Help for chronic arthritis pain

By Carolyn Hauck on May 07, 2015

Arthritis is a painful and degenerative condition caused by the inflammation of one or more of the joints. Younger people suffer from arthritis, although because it gets worse or comes on with age, we tend to associate arthritis with elder people.

Many suffering with arthritis are typically prescribed common treatments like anti-inflammatory drugs like over-the-counter ibuprofen or a stronger prescription. Arthritis sufferers are also cautioned to keep their weight down, exercise and stretch to relieve pressure on the joints.  Hot/cold therapy includes taking warm showers or baths to help with stiffness and using cold compresses for pain

But according to the Mayo Clinic website, those who suffer from arthritis can also be dealing with depression, and sometimes treating the depression can lessen the arthritis pain. Anti-depressants offer one route for treating depression, but the following non-traditional remedies and therapies have been shown to have positive effects for arthritis sufferers who might also be dealing with depression:

Mindfulness

Mindfulness is the meditative practice of looking inward to non-judgmentally notice emotions, sensations, and thoughts as they pass through your body and mind. Mindfulness can bring deep relaxation by focusing on the breath and help you to see more clearly how emotions and thoughts are affecting you daily, which can help with depression and even managing physical pain.

Acupuncture

Acupuncture is the ancient Chinese art of inserting very small needles into specific areas of the body to redirect energy flow. It is thought that the needles release stuck energy, allowing it to flow more freely through your body. Acupuncture also works directly with inflammation and a practitioner can prescribe Chinese herbs along with needle treatment to help with arthritis pain and depression.

Supplements

Dr.
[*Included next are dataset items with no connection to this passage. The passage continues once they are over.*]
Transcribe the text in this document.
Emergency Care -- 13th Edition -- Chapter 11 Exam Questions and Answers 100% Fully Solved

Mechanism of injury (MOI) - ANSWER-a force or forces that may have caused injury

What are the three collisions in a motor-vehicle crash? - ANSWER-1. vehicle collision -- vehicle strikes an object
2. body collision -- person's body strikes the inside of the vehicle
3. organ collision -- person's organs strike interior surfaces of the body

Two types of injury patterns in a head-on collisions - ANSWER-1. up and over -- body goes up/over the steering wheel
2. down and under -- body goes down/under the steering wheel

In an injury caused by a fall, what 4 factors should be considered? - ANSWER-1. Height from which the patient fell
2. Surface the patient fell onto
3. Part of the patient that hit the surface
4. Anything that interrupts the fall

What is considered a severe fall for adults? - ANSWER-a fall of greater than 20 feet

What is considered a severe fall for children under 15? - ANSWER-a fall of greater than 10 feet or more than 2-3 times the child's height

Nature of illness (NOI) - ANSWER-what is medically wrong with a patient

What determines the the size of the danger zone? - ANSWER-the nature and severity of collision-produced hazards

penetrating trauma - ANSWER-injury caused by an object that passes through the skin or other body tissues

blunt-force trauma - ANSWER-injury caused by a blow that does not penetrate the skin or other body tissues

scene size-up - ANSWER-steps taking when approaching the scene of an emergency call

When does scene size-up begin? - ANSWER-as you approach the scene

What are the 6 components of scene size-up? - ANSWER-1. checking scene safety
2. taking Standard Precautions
Jyoti on JustAnswer explains that there are a large number of supplements that are recommended for arthritis, but the following supplements have some science backing their effectiveness:

Glucosamine
Chondroitin
Avocado Soybean Unsaponifiables (ASU) – made from avocado and soybean oil.
Dried Ginger Extract

Curcumin—found in the spice turmeric, but also can be purchased at higher strengths. 

What works for one person dealing arthritis doesn’t necessarily work for the next. Counselors and doctors can offer individualized plans to tackling your arthritis pain.